My mind flashes on images of both Drew and Izzy. “Well, she’s smart, albeit a little obsessed with Bigfoot. She loves cake, The Knights of the Night, and her kid. Her favorite dinosaur is a flamingo, and when I’m around her, I feel lighter. Like I’m constantly worried something will happen to her—more than the usual—but for the first time, I see my future, and I want it with her.”
Honey Badger has moved on to chopping peppers, and she puts a pathetic amount in the bowl. One pepper does not make a salad. “I’ve never heard you say that before. Although I have my concerns that she doesn’t know what a dinosaur is.” She moves on to the avocado, pausing for a second. “Oh, dinosaurs evolved into birds, got it.” She stabs the pitwith the knife and gives me a heart attack…images of her slicing her hand and an emergency room visit flash through my head. How is it that this tiny singer is more stressful than a woman and her ten-year-old son who’ve got a literal psychopath after them? “Do you have any pictures of her?”
I’m about to argue that taking pictures of clients would be highly unprofessional, but I have like ten on my phone. I show her a picture I took of us at the wedding, five hours before I changed our relationship forever. Honey Badger glances down, pinches the screen to zoom in on Izzy, and her face softens. “Yeah, I can see why you like her.” There’s a moment of silence as she finishes making the salad. “I get why Alana says Izzy is ‘okay.’”
“Just ‘okay?’” I huff.
She hands me a fork before dumping an unhealthy amount of dressing into the bowl. Stabbing a piece of lettuce she says, “That’s the highest endorsement I’ve ever heard Alana say. She loves me, and she quote ‘finds me mildly amusing.’ She loves you too and thinks you’re ‘not a complete bag of shit.’”
Sinking my fork into the lackluster salad, I say, “You know, ‘not a bag a shit’ leaves a lot of room. I’m everything above a bag of shit.”

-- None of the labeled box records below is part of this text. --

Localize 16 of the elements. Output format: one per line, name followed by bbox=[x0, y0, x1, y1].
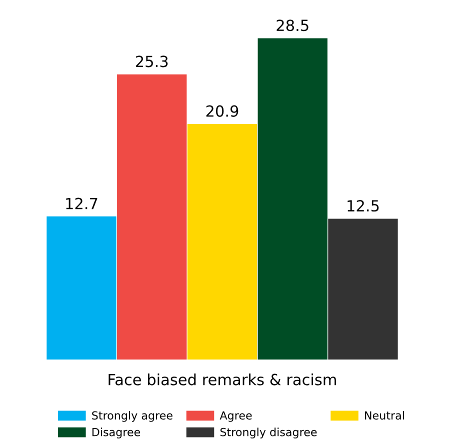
legend-label: Agree bbox=[220, 411, 252, 422]
data-label: 25.3 bbox=[136, 56, 168, 68]
legend-label: Strongly agree bbox=[92, 411, 172, 422]
bar bbox=[187, 124, 258, 360]
x-axis-title: Face biased remarks & racism bbox=[108, 374, 336, 386]
bar bbox=[46, 216, 116, 360]
legend-label: Strongly disagree bbox=[220, 428, 317, 438]
bar bbox=[328, 218, 398, 360]
data-label: 28.5 bbox=[276, 20, 308, 32]
data-label: 12.7 bbox=[66, 198, 98, 210]
bar bbox=[117, 74, 187, 360]
legend-label: Neutral bbox=[365, 411, 404, 420]
data-label: 12.5 bbox=[348, 200, 379, 212]
bar bbox=[258, 38, 328, 360]
legend-label: Disagree bbox=[92, 428, 140, 438]
data-label: 20.9 bbox=[206, 105, 238, 117]
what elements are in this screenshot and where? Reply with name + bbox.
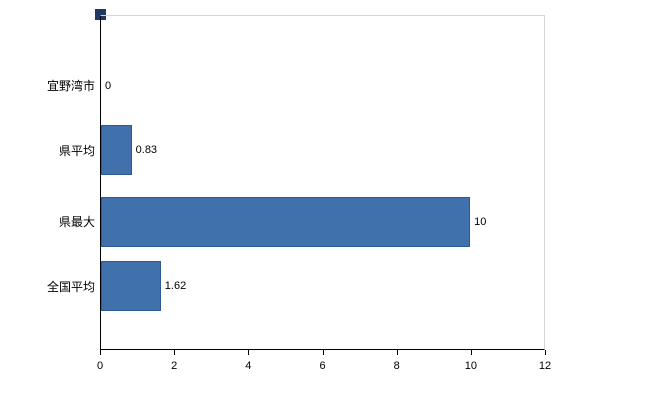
x-axis-tick-label: 0 — [96, 360, 104, 372]
x-axis-tick — [100, 350, 101, 355]
category-label: 全国平均 — [46, 279, 95, 294]
x-axis-tick-label: 12 — [538, 360, 552, 372]
value-label: 0.83 — [135, 144, 158, 157]
legend-marker — [95, 9, 106, 20]
x-axis-tick — [322, 350, 324, 355]
category-label: 県平均 — [58, 143, 95, 158]
value-label: 0 — [105, 79, 112, 92]
x-axis-tick-label: 8 — [393, 360, 400, 372]
plot-area: 宜野湾市 0 県平均 0.83 県最大 10 全国平均 1.62 — [47, 15, 545, 350]
x-axis-tick — [248, 350, 250, 355]
category-label: 宜野湾市 — [46, 79, 95, 94]
category-label: 県最大 — [58, 215, 95, 230]
value-label: 10 — [474, 215, 487, 228]
x-axis-tick — [470, 350, 472, 355]
x-axis-tick — [174, 350, 176, 355]
chart-row: 県最大 10 — [59, 196, 544, 247]
chart-row: 全国平均 1.62 — [47, 261, 544, 312]
bar — [101, 261, 161, 312]
x-axis-tick-label: 6 — [319, 360, 326, 372]
value-label: 1.62 — [164, 280, 187, 293]
x-axis-tick — [545, 350, 546, 355]
x-axis-tick-label: 2 — [171, 360, 178, 372]
x-axis-tick-label: 4 — [245, 360, 252, 372]
bar — [101, 196, 471, 247]
x-axis-tick — [396, 350, 398, 355]
chart-row: 宜野湾市 0 — [47, 61, 544, 111]
x-axis-tick-label: 10 — [464, 360, 477, 372]
chart-row: 県平均 0.83 — [59, 125, 544, 176]
bar — [101, 125, 132, 176]
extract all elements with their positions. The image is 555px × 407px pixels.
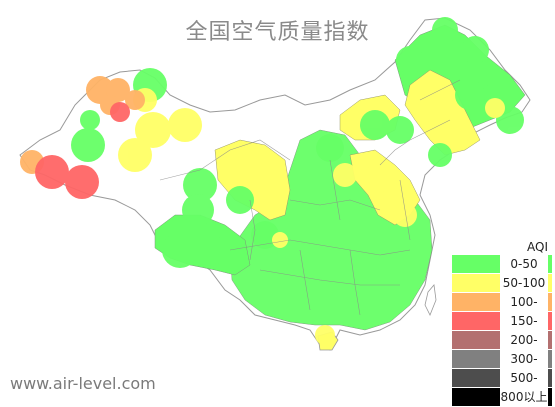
aqi-stations-unhealthy <box>35 102 130 199</box>
legend-rows: 0-5050-100100-150150-200200-300300-50050… <box>452 255 552 406</box>
legend-item: 100-150 <box>452 293 552 327</box>
province-borders <box>159 79 461 316</box>
legend-label: 50-100 <box>500 274 548 292</box>
legend-item: 150-200 <box>452 312 552 346</box>
site-url[interactable]: www.air-level.com <box>10 374 156 393</box>
legend-label: 150-200 <box>500 312 548 346</box>
legend-item: 500-800 <box>452 369 552 403</box>
legend-item: 200-300 <box>452 331 552 365</box>
legend-label: 800以上 <box>500 388 548 406</box>
map-title: 全国空气质量指数 <box>185 20 370 45</box>
legend-title: AQI <box>527 240 548 254</box>
legend-item: 0-50 <box>452 255 552 273</box>
legend-item: 300-500 <box>452 350 552 384</box>
legend-label: 0-50 <box>500 255 548 273</box>
legend-label: 500-800 <box>500 369 548 403</box>
legend-item: 800以上 <box>452 388 552 406</box>
legend-label: 300-500 <box>500 350 548 384</box>
aqi-region-northeast-yellow <box>404 69 481 156</box>
legend-label: 200-300 <box>500 331 548 365</box>
legend-item: 50-100 <box>452 274 552 292</box>
taiwan-island <box>424 284 437 316</box>
aqi-legend: AQI 0-5050-100100-150150-200200-300300-5… <box>452 240 552 407</box>
legend-label: 100-150 <box>500 293 548 327</box>
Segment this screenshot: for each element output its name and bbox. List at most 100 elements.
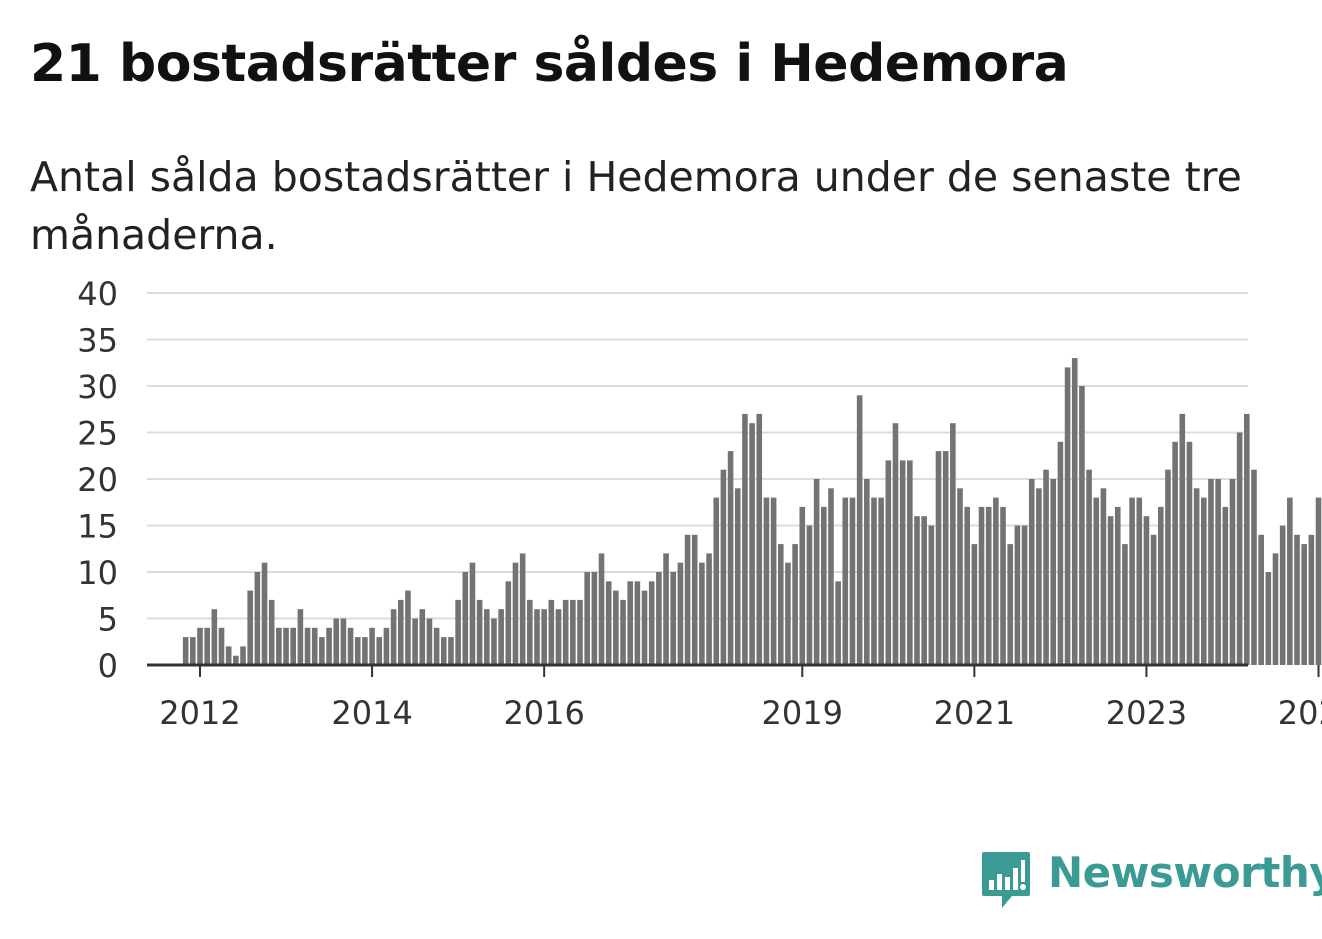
bar [914, 516, 920, 665]
bar [347, 627, 354, 665]
bar [849, 497, 856, 665]
bar [225, 646, 232, 665]
bar [971, 544, 978, 665]
bar [333, 618, 340, 665]
bar [871, 497, 877, 665]
axes [147, 663, 1320, 677]
bar [527, 599, 533, 665]
bar [792, 544, 798, 665]
bar [1000, 506, 1006, 665]
bar [505, 581, 512, 665]
bar [426, 618, 433, 665]
bar [433, 627, 440, 665]
bar [297, 609, 304, 665]
bar [233, 655, 239, 665]
bar [648, 581, 655, 665]
bar [691, 534, 698, 665]
bar [734, 488, 741, 665]
bar [713, 497, 720, 665]
bar [1136, 497, 1143, 665]
bar [627, 581, 633, 665]
bar [1100, 488, 1107, 665]
bar [182, 637, 189, 665]
bar [476, 599, 483, 665]
bar [218, 627, 225, 665]
bar [1057, 441, 1064, 665]
bar [1236, 432, 1243, 665]
bar [247, 590, 253, 665]
bar [1294, 534, 1300, 665]
bar [261, 562, 268, 665]
bar [1229, 479, 1236, 665]
bar [828, 488, 834, 665]
bar [519, 553, 526, 665]
gridlines [147, 292, 1248, 620]
bar [684, 534, 691, 665]
bar [727, 451, 734, 665]
bar [555, 609, 562, 665]
bar [749, 423, 755, 665]
bar [340, 618, 347, 665]
bar [813, 479, 820, 665]
bar [304, 627, 311, 665]
bar [1315, 497, 1322, 665]
bar [878, 497, 884, 665]
bar [548, 599, 555, 665]
bar [1050, 479, 1057, 665]
bar [469, 562, 476, 665]
bar [1071, 358, 1078, 665]
bar [570, 599, 576, 665]
bar [376, 637, 383, 665]
bar [641, 590, 648, 665]
bar [706, 553, 712, 665]
bar [326, 627, 332, 665]
bar [756, 413, 763, 665]
bar [1028, 479, 1035, 665]
bar [354, 637, 361, 665]
bar [541, 609, 547, 665]
bar [835, 581, 841, 665]
bar [634, 581, 641, 665]
bar [311, 627, 318, 665]
bar [605, 581, 612, 665]
bar [907, 460, 913, 665]
bar [1064, 367, 1071, 665]
bar [211, 609, 218, 665]
x-tick-label-2014: 2014 [331, 694, 412, 732]
bar [1007, 544, 1014, 665]
bar [1272, 553, 1279, 665]
bar [254, 572, 261, 665]
newsworthy-icon [982, 852, 1030, 908]
bar [190, 637, 196, 665]
bar [268, 599, 275, 665]
x-tick-label-2021: 2021 [934, 694, 1015, 732]
bar [1287, 497, 1293, 665]
bar [584, 572, 590, 665]
bar [763, 497, 770, 665]
bar [204, 627, 210, 665]
bar [1193, 488, 1200, 665]
bar [613, 590, 619, 665]
bar [1093, 497, 1100, 665]
bar [240, 646, 246, 665]
bar [491, 618, 497, 665]
bar [369, 627, 375, 665]
bar [699, 562, 705, 665]
bar [1122, 544, 1128, 665]
bar [598, 553, 605, 665]
bar [1021, 525, 1028, 665]
bar [319, 637, 325, 665]
bar [512, 562, 519, 665]
bar [197, 627, 203, 665]
bar [290, 627, 297, 665]
bar [498, 609, 504, 665]
bar [720, 469, 727, 665]
bar [390, 609, 397, 665]
bar [620, 599, 626, 665]
bar [419, 609, 426, 665]
bar [777, 544, 784, 665]
bar [1079, 386, 1085, 665]
bar [1043, 469, 1049, 665]
bar [562, 599, 569, 665]
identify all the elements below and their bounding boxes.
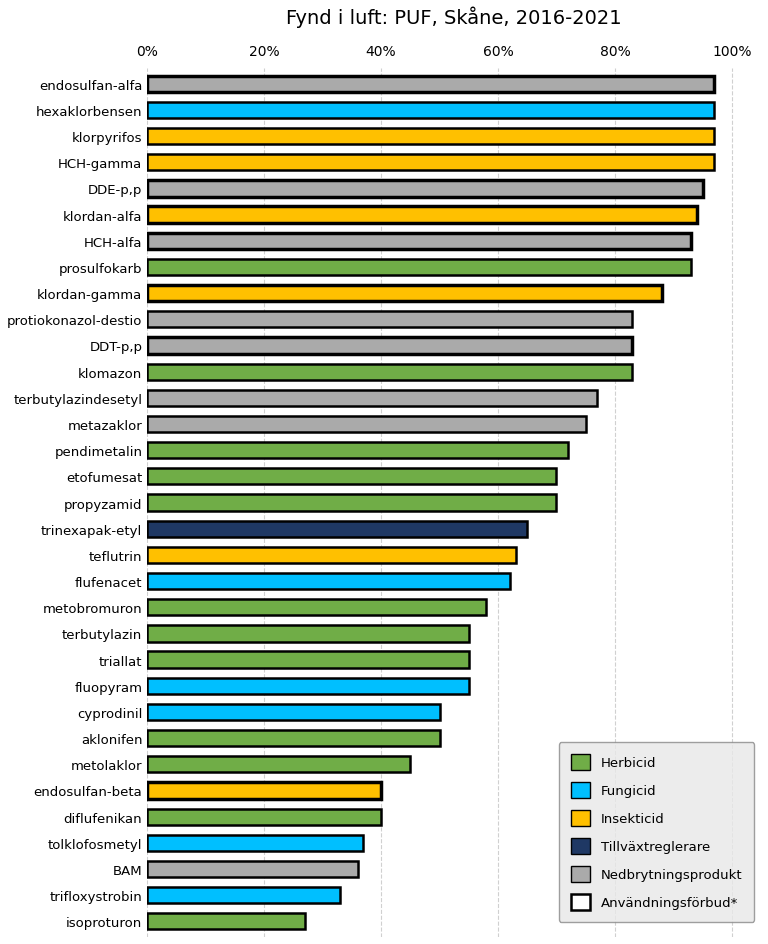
Bar [147,573,510,590]
Bar [147,469,557,485]
Bar [147,181,703,197]
Bar [147,599,486,615]
Bar [147,731,439,747]
Bar [147,651,468,668]
Bar [147,495,557,511]
Bar [147,861,358,877]
Bar [147,913,305,930]
Bar [147,312,632,329]
Legend: Herbicid, Fungicid, Insekticid, Tillväxtreglerare, Nedbrytningsprodukt, Användni: Herbicid, Fungicid, Insekticid, Tillväxt… [559,742,754,921]
Bar [147,338,632,354]
Bar [147,286,662,302]
Bar [147,208,697,224]
Bar [147,548,515,564]
Bar [147,783,381,799]
Bar [147,704,439,720]
Bar [147,521,527,537]
Bar [147,76,714,93]
Bar [147,76,714,93]
Bar [147,756,410,772]
Bar [147,103,714,119]
Bar [147,155,714,171]
Bar [147,208,697,224]
Bar [147,233,691,249]
Bar [147,678,468,694]
Bar [147,443,568,459]
Bar [147,783,381,799]
Bar [147,233,691,249]
Bar [147,887,340,903]
Bar [147,260,691,276]
Bar [147,626,468,642]
Bar [147,128,714,145]
Bar [147,809,381,825]
Title: Fynd i luft: PUF, Skåne, 2016-2021: Fynd i luft: PUF, Skåne, 2016-2021 [286,7,622,28]
Bar [147,338,632,354]
Bar [147,181,703,197]
Bar [147,390,598,407]
Bar [147,834,363,851]
Bar [147,416,586,432]
Bar [147,364,632,380]
Bar [147,286,662,302]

“And everything below it.” Her shoulders shake in a little victory dance. Not sure when she picked that up, but it seems to be a recent addition to her personality. She takes a big bite of salad and covers her mouth with her hand. “Did you think about me while you were away?”
“Sure.”
“As much as you think about the Roman Empire?”
I push the salad away and jolt back. “The Romans changed human history…of course I think about them more. You sing songs about guys going down on you in a limo. There’s no freaking comparison.”
She smirks and grabs the bowl as she heads out to the patio. “Welcome home, Lance.”
Home. Three months ago this was my home. Now it feels like a place to stay.